The Oil Market Strikes Back

    Samuel Rines

    economy, Americas

    Oil prices moving higher is not purely a positive for the U.S. economy, but it is certainly not the negative it was in the past.

    Oil prices moving higher is not purely a positive for the U.S. economy, but it is certainly not the negative it was in the past.

    It is not an obvious connection, but the Fed and oil are inextricably intertwined. When the Fed is engaging in loose monetary policy, it tends to weaken the dollar and inflation tends to rise. A weaker dollar has a tendency to support commodity prices by making them cheaper in other currencies.

    So how did the Fed reengage in the oil-price game? By subtly shifting from a 2 percent inflation target toward a more amorphous target that allows for some overshooting of that 2 percent, the Fed is saying is will move more slowly in tightening monetary policy. Lower and slower rate hikes (or “looser” policy) is a tailwind to the commodity complex. Not only does it tend to allow the dollar to fall (at least relative to where it would have been) and inflation to pick-up more, the lack of a restrictive monetary policy should allow the growth cycle to continue for a longer than otherwise possible.

    A couple leaps of faith need to be taken to put the pieces together here. The most critical is that the Fed is serious of inflation symmetry. Another is that the natural rate (or neutral rate) of interest, which is where the Fed transitions from loose to tight monetary policy, is somewhere around 1.75 percent at the moment with a likelihood of moving up to 2.5 percent.
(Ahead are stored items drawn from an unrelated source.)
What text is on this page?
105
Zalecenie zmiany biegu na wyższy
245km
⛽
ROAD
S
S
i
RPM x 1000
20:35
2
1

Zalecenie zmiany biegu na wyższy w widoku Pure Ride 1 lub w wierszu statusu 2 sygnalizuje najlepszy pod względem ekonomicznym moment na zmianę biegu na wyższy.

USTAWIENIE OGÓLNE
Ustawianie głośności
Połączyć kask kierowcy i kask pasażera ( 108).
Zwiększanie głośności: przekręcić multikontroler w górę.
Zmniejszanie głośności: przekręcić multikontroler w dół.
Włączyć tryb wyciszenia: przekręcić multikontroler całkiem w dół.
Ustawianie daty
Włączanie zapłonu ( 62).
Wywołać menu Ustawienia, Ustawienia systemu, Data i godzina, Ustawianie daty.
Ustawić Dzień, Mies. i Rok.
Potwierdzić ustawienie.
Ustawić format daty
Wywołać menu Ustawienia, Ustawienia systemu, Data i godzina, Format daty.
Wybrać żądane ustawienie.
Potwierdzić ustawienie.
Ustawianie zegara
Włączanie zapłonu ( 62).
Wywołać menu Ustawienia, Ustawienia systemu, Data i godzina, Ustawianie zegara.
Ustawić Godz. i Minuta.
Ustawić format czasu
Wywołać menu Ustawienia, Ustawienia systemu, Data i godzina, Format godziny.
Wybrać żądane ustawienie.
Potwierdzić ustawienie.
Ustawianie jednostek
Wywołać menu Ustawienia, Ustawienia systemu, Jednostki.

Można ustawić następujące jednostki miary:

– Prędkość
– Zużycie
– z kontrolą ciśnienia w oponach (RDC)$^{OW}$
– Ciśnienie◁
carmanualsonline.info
    Symmetry is a crucial part of the argument that follows because it sets the framework the Fed will operate within for the next several years. If the Fed is going to maneuver with a tolerance for inflation overshooting, it will need to set policy accordingly. To set policy in a manner that allows inflation pressures to build (but reduces the likelihood of a significant 1970s style flare-up), it should maintain a near-neutral stance in the interim. As of the most recent update, the real natural rate of interest is barely positive.

    The nominal natural rate (at the end of 2017) was about 1.6 percent using the Fed’s favorite inflation measure of core PCE. Following the Fed’s hike in March, the fed funds rate is sitting at about neutral with the range of 1.5 percent to 1.75 percent. With inflation pricking up a bit and the economy doing better, the neutral rate should move higher toward the cycle peak of a bit shy of 2.5 percent over the next year or so. At the end of 2018, neutral should be close to 2 percent to 2.25 percent.